Diagnosis of bladder stones can include a number of different tests:
- Physical exam: A doctor might put his hands on the lower abdomen to feel if the bladder is enlarged. They may examine the rectum to check if the prostate is enlarged.
- Urinalysis: A urine sample might be tested for signs of blood, bacteria, and crystallized minerals.
- Spiral computerized tomography (CT) scan: CT scans combine multiple X-ray images to build up a detailed image of internal organs.
- Ultrasound: Creates an image by bouncing sound off of internal organs.
- X-ray: Not all types of bladder stone show up on an X-ray.
- Intravenous pyelogram: A special fluid is injected into the veins and travels through to the kidneys and bladder. X-rays are taken throughout the procedure to look for signs of kidney stones.
If bladder stones are caught when they are still small, simply increasing the amount of water the individual drinks can be enough to pass them naturally.
If they are too large to pass in the urine, treatment for bladder stones normally involves either breaking them up or removing them by surgery.

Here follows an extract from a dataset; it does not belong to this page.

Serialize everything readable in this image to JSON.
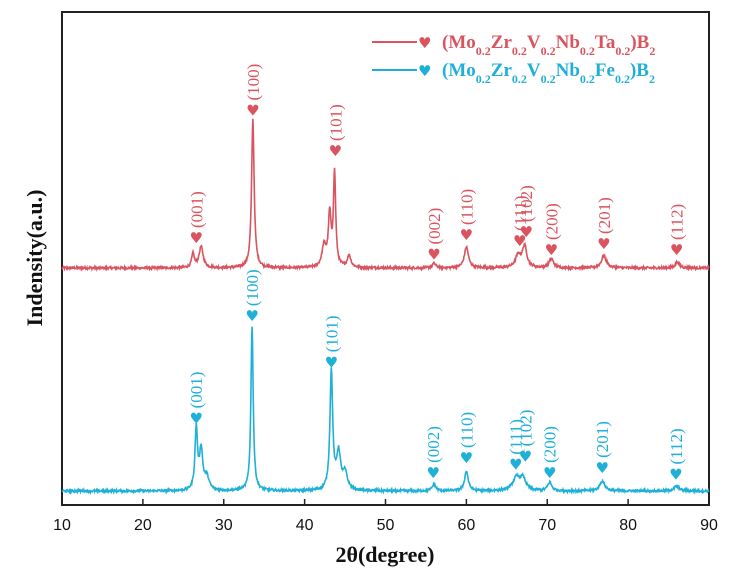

Breaking up bladder stones
In a procedure called cystolitholapaxy a doctor inserts a thin tube with a camera on the end into the urethra (the opening found at the end of the penis or above the vagina). The doctor can view the stones through the tube and break them down.
Complications from cystolitholapaxy are rare but can include tears in the bladder wall, and infections.
If the stones are too large to be broken down using cystolitholapaxy, surgery is an alternative treatment option. The surgeon will enter the bladder through a cut in the abdomen and remove the bladder stones. Any surgical procedure comes with some risks, so cystolitholapaxy is always the first choice.
Because bladder stones are caused by a range of medical illnesses, there are no specific ways to prevent them. However, if an individual experiences any odd urinary symptoms – pain, discoloration, blood – getting a medical opinion earlier rather than later is advisable. Drinking plenty of fluids will also help break down any developing stones.
Some people with urinary tract infections feel that there is urine left in the bladder after urinating. In these cases, it is best to try urinating again 10-20 seconds after the first attempt. This is called “double voiding” and can help prevent stones from forming.
Some research indicates that if you already have an enlarged prostate, sitting down to urinate can help make sure that the bladder is emptied fully. This, in turn, prevents or slows the buildup of bladder stones.